Болевые точки психотерапии: принимая вызов - страница 2
Для него всегда был один путь в профессию – если я что-то пишу или говорю людям, я должен это сначала пройти сам. Он не умел хитрить. Потом, придя в гештальт-терапию и возглавив большое сообщество, он продолжал держаться за эту свою ценность. Помню, как злился на тех, кто рвался преподавать, не видя в глаза живых клиентов. Он был категоричен и временами суров к тем, кто не хотел учиться. И очень злился, когда замечал у коллег отсутствие интереса к конкретному человеку на фоне постоянного интереса к деньгам. У Саши, без всяких сомнений, всегда была своя правда и своя совесть. Мне кажется, если бы он родился в другое время, из него получился бы прекрасный путешественник-первопроходец – большой, устойчивый, строгий, упрямый, немного циничный, в каких-то вопросах по-детски наивный, верящий в то, что только интерес человека к самому себе может сделать мир лучше. Он не верил политикам и лозунгам, но до последнего дня верил отдельному человеку и книгам. Он очень любил думающих людей. Был не всегда добр к ленивым. Он умел видеть удивительные, никому не заметные детали и мог не заметить что-то большое и простое. Мне много раз хотелось сказать ему спасибо. И каждый раз я вспоминала, что Саша очень по-своему относился к благодарности. Он не очень любил, когда его благодарили. Развивал идею про связь благодарности и высокомерия. Но сегодня я думаю, что просто смущался.
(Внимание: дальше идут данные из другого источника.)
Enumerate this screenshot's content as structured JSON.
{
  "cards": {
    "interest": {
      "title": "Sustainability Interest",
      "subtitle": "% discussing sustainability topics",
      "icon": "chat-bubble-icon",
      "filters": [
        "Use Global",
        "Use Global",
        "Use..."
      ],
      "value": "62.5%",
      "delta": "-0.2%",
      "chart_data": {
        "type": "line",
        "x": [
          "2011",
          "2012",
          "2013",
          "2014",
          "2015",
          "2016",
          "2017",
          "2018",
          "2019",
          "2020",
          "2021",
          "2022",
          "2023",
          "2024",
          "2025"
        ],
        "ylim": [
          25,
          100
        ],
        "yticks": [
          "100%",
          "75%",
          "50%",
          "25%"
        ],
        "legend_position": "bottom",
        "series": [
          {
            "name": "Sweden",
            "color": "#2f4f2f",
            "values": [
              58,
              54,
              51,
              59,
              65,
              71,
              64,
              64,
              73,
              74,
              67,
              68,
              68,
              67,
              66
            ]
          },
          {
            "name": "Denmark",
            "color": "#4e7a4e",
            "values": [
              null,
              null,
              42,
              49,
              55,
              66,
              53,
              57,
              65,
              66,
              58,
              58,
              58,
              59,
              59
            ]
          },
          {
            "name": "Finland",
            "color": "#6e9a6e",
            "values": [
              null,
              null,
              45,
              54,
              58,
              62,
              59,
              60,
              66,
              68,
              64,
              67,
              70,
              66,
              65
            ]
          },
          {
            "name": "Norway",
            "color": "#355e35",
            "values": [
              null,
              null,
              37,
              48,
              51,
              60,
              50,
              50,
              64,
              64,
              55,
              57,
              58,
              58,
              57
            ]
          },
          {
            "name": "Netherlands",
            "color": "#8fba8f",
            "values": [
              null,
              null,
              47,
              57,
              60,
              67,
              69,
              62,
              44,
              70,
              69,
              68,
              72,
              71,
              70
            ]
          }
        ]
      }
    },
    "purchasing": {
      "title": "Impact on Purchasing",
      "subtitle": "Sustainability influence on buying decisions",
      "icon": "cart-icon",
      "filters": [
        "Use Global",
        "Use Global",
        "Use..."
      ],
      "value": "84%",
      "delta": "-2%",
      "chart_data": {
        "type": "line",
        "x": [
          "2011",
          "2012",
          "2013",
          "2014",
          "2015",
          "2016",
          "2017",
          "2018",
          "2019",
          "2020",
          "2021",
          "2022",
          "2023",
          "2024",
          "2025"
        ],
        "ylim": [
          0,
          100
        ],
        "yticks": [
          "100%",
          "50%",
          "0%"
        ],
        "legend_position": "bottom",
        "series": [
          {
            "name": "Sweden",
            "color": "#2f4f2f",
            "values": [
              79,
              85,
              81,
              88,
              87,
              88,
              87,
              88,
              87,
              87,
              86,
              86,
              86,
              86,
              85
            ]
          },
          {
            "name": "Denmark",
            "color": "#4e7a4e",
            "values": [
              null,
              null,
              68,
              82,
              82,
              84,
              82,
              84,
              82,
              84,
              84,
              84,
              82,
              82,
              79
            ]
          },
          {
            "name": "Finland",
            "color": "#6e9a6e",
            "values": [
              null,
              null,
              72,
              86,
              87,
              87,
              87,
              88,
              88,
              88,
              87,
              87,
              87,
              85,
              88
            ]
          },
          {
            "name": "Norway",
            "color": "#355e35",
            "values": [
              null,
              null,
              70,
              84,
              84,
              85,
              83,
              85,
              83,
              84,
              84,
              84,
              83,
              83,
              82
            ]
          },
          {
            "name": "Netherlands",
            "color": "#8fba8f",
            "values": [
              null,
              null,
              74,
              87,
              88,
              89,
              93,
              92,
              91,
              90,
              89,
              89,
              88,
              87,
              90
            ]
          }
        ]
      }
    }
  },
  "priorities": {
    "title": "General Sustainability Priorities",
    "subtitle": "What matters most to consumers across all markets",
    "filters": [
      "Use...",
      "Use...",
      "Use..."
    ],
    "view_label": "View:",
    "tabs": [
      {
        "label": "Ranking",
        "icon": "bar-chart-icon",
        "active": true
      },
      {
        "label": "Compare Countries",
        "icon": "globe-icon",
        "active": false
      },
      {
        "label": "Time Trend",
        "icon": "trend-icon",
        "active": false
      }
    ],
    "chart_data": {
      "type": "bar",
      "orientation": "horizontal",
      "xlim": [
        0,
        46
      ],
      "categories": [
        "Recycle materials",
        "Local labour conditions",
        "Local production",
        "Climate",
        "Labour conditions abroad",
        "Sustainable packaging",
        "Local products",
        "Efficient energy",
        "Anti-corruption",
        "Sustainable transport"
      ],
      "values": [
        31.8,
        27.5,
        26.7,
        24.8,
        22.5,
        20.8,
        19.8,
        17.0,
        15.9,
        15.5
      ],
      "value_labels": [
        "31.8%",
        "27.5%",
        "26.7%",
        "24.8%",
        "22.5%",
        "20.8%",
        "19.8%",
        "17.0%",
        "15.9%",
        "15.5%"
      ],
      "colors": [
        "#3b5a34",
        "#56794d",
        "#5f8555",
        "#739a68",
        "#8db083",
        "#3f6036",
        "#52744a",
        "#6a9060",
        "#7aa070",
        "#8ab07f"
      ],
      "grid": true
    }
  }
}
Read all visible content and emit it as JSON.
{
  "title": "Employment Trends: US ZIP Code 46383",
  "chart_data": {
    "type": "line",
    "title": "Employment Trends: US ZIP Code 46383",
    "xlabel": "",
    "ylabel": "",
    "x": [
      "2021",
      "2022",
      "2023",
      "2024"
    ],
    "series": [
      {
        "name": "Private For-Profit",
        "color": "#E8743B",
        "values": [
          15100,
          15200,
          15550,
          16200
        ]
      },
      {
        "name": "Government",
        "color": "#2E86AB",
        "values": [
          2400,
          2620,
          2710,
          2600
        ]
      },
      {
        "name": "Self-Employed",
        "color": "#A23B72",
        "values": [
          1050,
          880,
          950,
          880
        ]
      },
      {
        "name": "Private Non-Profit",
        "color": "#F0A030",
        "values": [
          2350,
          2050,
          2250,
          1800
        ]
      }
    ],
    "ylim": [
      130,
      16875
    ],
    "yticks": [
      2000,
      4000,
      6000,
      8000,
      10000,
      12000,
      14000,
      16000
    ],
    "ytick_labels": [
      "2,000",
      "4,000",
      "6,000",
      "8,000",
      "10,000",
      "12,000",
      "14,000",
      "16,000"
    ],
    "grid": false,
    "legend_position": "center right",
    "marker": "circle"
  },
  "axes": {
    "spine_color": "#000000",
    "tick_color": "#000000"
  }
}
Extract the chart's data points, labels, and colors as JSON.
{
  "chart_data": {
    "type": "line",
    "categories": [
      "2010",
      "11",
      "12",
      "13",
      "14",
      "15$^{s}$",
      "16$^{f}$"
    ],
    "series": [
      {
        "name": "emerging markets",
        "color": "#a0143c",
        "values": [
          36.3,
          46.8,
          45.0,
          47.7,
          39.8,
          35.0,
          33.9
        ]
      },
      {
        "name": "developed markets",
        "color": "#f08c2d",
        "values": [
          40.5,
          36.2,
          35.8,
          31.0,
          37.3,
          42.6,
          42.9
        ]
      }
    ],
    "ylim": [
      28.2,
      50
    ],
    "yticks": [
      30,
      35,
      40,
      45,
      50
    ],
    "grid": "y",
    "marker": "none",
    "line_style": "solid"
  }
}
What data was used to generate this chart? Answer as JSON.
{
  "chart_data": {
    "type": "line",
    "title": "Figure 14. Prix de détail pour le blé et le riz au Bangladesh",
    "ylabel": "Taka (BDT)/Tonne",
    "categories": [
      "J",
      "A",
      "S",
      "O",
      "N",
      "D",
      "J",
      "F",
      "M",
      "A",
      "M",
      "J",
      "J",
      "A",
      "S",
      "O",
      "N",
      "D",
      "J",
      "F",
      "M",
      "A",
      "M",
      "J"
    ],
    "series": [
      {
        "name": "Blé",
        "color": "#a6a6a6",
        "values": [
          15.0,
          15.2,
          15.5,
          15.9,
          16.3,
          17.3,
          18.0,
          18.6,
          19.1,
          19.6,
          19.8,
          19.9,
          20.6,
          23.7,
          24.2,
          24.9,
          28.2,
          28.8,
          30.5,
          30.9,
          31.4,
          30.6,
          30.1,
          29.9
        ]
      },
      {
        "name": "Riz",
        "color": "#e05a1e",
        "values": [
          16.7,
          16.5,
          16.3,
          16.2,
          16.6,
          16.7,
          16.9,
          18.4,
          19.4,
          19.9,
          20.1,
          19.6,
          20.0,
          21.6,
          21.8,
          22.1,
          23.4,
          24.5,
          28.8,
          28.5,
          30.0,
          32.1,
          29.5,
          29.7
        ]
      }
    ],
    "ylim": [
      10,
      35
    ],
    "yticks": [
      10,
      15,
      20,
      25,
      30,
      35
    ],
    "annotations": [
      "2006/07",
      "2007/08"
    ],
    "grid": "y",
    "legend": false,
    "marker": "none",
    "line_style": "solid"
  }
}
Я очень надеюсь, что эта книга поможет вам найти свои ответы на вопросы, которые перед собой ставил Александр Моховиков.
Алла Повереннова
президент ВОППГП «Украинский гештальт институт»
Психическая боль: природа, диагностика, особенности гештальттерапевтической работы с клиентом[1]
Она, эта боль, была так сильна, так нестерпима, что, не думая, что он делает, не осознавая, что из всего этого выйдет, страстно желая только одного – хоть на минуту избавиться от нее и не попасть опять в этот ужасный мир, где он провел весь день и где только что был в самом ужасном и отвратном из всех земных снов, он нашарил и отодвинул ящик ночного столика, поймал холодный и тяжелый ком револьвера и, глубоко и радостно вздохнув, раскрыл рот и с силой, с наслаждением выстрелил.
Иван Бунин «Дождь»
Невыносимая психическая или душевная боль, ведущая к страданию, является выражением утраты смысла жизни (от книги Иова через Серена Кьеркегора к Мартину Хайдеггеру и Людвигу Бинсвангеру) и возникает при столкновении с ситуациями изоляции, одиночества, свободы или умирания. Именно она превращает вопрос о жизни или смерти в центральную проблему философии (в концепциях Альбера Камю и Жан-Поля Сартра), литературы (от древнеегипетского «Спора разочарованного со своей душой» до поэзии Райнера Марии Рильке и Дэвида Лоуренса) и является важным аспектом психотерапии и консультирования клиентов с суицидальными тенденциями (от Зигмунда Фрейда до Ирвина Ялома и Эдвина Шнейдмана).
Немецкий философ ХХ в. Эрнст Юнгер, близкий к национал-большевизму, в своем эссе «О боли» (1934) писал: «Существует несколько великих и неизменных критериев, которые выявляют значение человека. К ним принадлежит боль; она есть самое суровое испытание в той цепи испытаний, которую обычно называют жизнью. Поэтому исследование боли оказывается, пожалуй, непопулярным занятием <…> Боль является одним из тех ключей, которые не только подходят к наиболее сокровенным замкам, но и открывают доступ к самому миру. Приближаясь к тем точкам, где человек оказывается способным справиться с болью или превзойти ее, можно обрести доступ к истокам его власти и к той тайне, которая кроется за его господством. Скажи мне, как ты относишься к боли, и я скажу тебе, кто ты!»